Moore explains that plastic looks like food to every animal in the aquatic food chain, from plankton to the great blue whale, but it is poisonous, leeching embedded carcinogens and attracting toxins like DDT. These chemicals concentrate in the flanks of fish like tuna, merlin, and sharks—creatures that, in turn, look like meals to humans.
Researchers have also just discovered that the Garbage Patch hosts wildlife of another kind. Each piece of plastic is an island unto itself, inhabited by land-based microorganisms carried on the surface of the debris. Little is known about life on this “plastisphere,” but potential threats abound, explains Zettler. He is studying the presence of bacteria on the plastics and their potential to carry disease and invasive species from continent to continent.
On Nov. 9, Researchers Chelsea Rochman and Kristen Mitchell both returned changed after a month-long SEA expedition investigating the ecological impact of plastic.
“Most people will never have the opportunity to be in the middle of the Pacific Ocean and see a large window of plastic envelop the ship they are standing on,” Mitchell said. “That is why it is my job as well as everyone aboard to convey this issue to the public.”
Rochman wrote in a blog post from aboard the ship, “The reality of the plastic soup hit hard. … Like a train wreck, you cannot look away. As we continue on in the gyre, thoughts about what we can do surround us. How can we truly make a difference?”
Considering the millions of pieces spread across thousands of nautical miles, the most common answer is: We can’t.

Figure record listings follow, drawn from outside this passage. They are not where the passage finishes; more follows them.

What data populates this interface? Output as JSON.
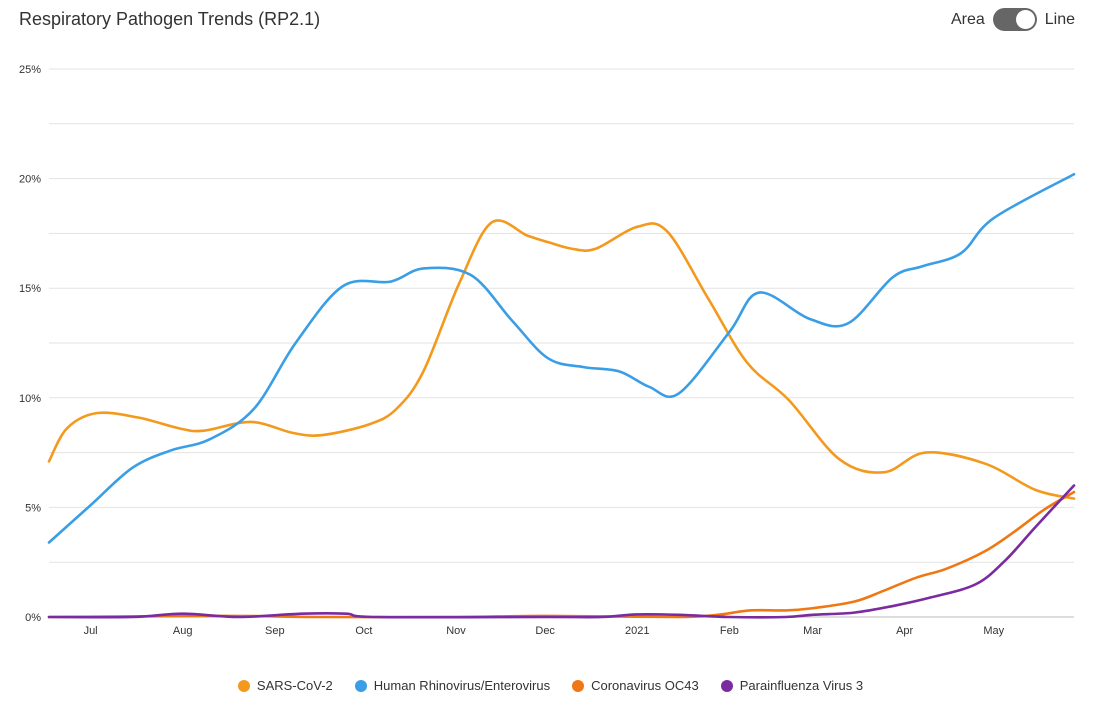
{
  "header": {
    "title": "Respiratory Pathogen Trends (RP2.1)",
    "toggle_left": "Area",
    "toggle_right": "Line",
    "toggle_state": "Line"
  },
  "chart_data": {
    "type": "line",
    "title": "Respiratory Pathogen Trends (RP2.1)",
    "xlabel": "",
    "ylabel": "",
    "y_unit": "%",
    "ylim": [
      0,
      25
    ],
    "y_ticks": [
      0,
      5,
      10,
      15,
      20,
      25
    ],
    "y_tick_labels": [
      "0%",
      "5%",
      "10%",
      "15%",
      "20%",
      "25%"
    ],
    "xlim": [
      "2020-06-17",
      "2021-05-28"
    ],
    "x_ticks": [
      "2020-07-01",
      "2020-08-01",
      "2020-09-01",
      "2020-10-01",
      "2020-11-01",
      "2020-12-01",
      "2021-01-01",
      "2021-02-01",
      "2021-03-01",
      "2021-04-01",
      "2021-05-01"
    ],
    "x_tick_labels": [
      "Jul",
      "Aug",
      "Sep",
      "Oct",
      "Nov",
      "Dec",
      "2021",
      "Feb",
      "Mar",
      "Apr",
      "May"
    ],
    "grid": true,
    "legend_position": "bottom",
    "series": [
      {
        "name": "SARS-CoV-2",
        "color": "#f39a1e",
        "x": [
          "2020-06-17",
          "2020-06-23",
          "2020-07-03",
          "2020-07-17",
          "2020-07-31",
          "2020-08-08",
          "2020-08-24",
          "2020-09-07",
          "2020-09-17",
          "2020-10-03",
          "2020-10-12",
          "2020-10-21",
          "2020-11-02",
          "2020-11-13",
          "2020-11-25",
          "2020-12-02",
          "2020-12-10",
          "2020-12-18",
          "2021-01-01",
          "2021-01-11",
          "2021-01-25",
          "2021-02-07",
          "2021-02-21",
          "2021-03-10",
          "2021-03-25",
          "2021-04-08",
          "2021-04-28",
          "2021-05-15",
          "2021-05-28"
        ],
        "y": [
          7.1,
          8.6,
          9.3,
          9.1,
          8.6,
          8.5,
          8.9,
          8.4,
          8.3,
          8.8,
          9.5,
          11.2,
          15.2,
          18.0,
          17.4,
          17.1,
          16.8,
          16.8,
          17.8,
          17.6,
          14.5,
          11.6,
          9.9,
          7.2,
          6.6,
          7.5,
          7.0,
          5.8,
          5.4
        ]
      },
      {
        "name": "Human Rhinovirus/Enterovirus",
        "color": "#3a9ee6",
        "x": [
          "2020-06-17",
          "2020-07-01",
          "2020-07-15",
          "2020-07-28",
          "2020-08-10",
          "2020-08-25",
          "2020-09-08",
          "2020-09-24",
          "2020-10-10",
          "2020-10-21",
          "2020-11-06",
          "2020-11-20",
          "2020-12-02",
          "2020-12-14",
          "2020-12-26",
          "2021-01-05",
          "2021-01-15",
          "2021-02-01",
          "2021-02-11",
          "2021-02-28",
          "2021-03-13",
          "2021-03-28",
          "2021-04-07",
          "2021-04-20",
          "2021-05-01",
          "2021-05-28"
        ],
        "y": [
          3.4,
          5.1,
          6.8,
          7.6,
          8.1,
          9.5,
          12.5,
          15.1,
          15.3,
          15.9,
          15.6,
          13.5,
          11.8,
          11.4,
          11.2,
          10.5,
          10.2,
          13.0,
          14.8,
          13.6,
          13.4,
          15.5,
          16.0,
          16.6,
          18.2,
          20.2
        ]
      },
      {
        "name": "Coronavirus OC43",
        "color": "#f07814",
        "x": [
          "2020-06-17",
          "2020-08-15",
          "2020-09-15",
          "2020-11-01",
          "2020-12-01",
          "2021-01-15",
          "2021-01-28",
          "2021-02-08",
          "2021-02-20",
          "2021-03-01",
          "2021-03-15",
          "2021-03-25",
          "2021-04-05",
          "2021-04-15",
          "2021-04-28",
          "2021-05-08",
          "2021-05-18",
          "2021-05-28"
        ],
        "y": [
          0.0,
          0.05,
          0.0,
          0.0,
          0.05,
          0.0,
          0.1,
          0.3,
          0.3,
          0.4,
          0.7,
          1.2,
          1.8,
          2.2,
          3.0,
          3.9,
          4.9,
          5.7
        ]
      },
      {
        "name": "Parainfluenza Virus 3",
        "color": "#7b2ba0",
        "x": [
          "2020-06-17",
          "2020-07-15",
          "2020-08-01",
          "2020-08-20",
          "2020-09-10",
          "2020-09-25",
          "2020-10-05",
          "2020-12-01",
          "2020-12-20",
          "2021-01-01",
          "2021-01-15",
          "2021-02-01",
          "2021-02-20",
          "2021-03-01",
          "2021-03-15",
          "2021-03-28",
          "2021-04-10",
          "2021-04-25",
          "2021-05-05",
          "2021-05-15",
          "2021-05-28"
        ],
        "y": [
          0.0,
          0.0,
          0.15,
          0.0,
          0.15,
          0.15,
          0.0,
          0.0,
          0.0,
          0.12,
          0.1,
          0.0,
          0.0,
          0.1,
          0.2,
          0.5,
          0.9,
          1.5,
          2.6,
          4.1,
          6.0
        ]
      }
    ]
  }
}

“Clean-up isn’t a practical goal. The way to get plastic out of the ocean is to stop putting it in and let the ocean clean itself up,” Zettler said.
But Carey Morshige, the Pacific Islands Regional Coordinator for the National Oceanic and Atmospheric Association offers a different answer: We have to.
NOAA goes beyond prevention to lead and support removal efforts, especially along the shoreline. It would be easy for these efforts to feel futile, Morshige said, as she has seen freshly cleaned beaches heaped with new trash by the next day.
But she keeps hope afloat by investing in the smaller successes she has witnessed on Hawaiian shorelines, including one so polluted that it was known as Plastic Beach. Today, consistent clean-up by the Hawaiian Wildlife Fund has restored the shore to its natural state.
For those living inland, though, there’s not much to do but apply the usual environmental mantras: Buy reusable bottles, use less plastic, recycle. “I don’t see any other options. We aren’t going to stop using plastic,” Zettler said.
But we can keep it on this continent—and shrink the one in the Pacific.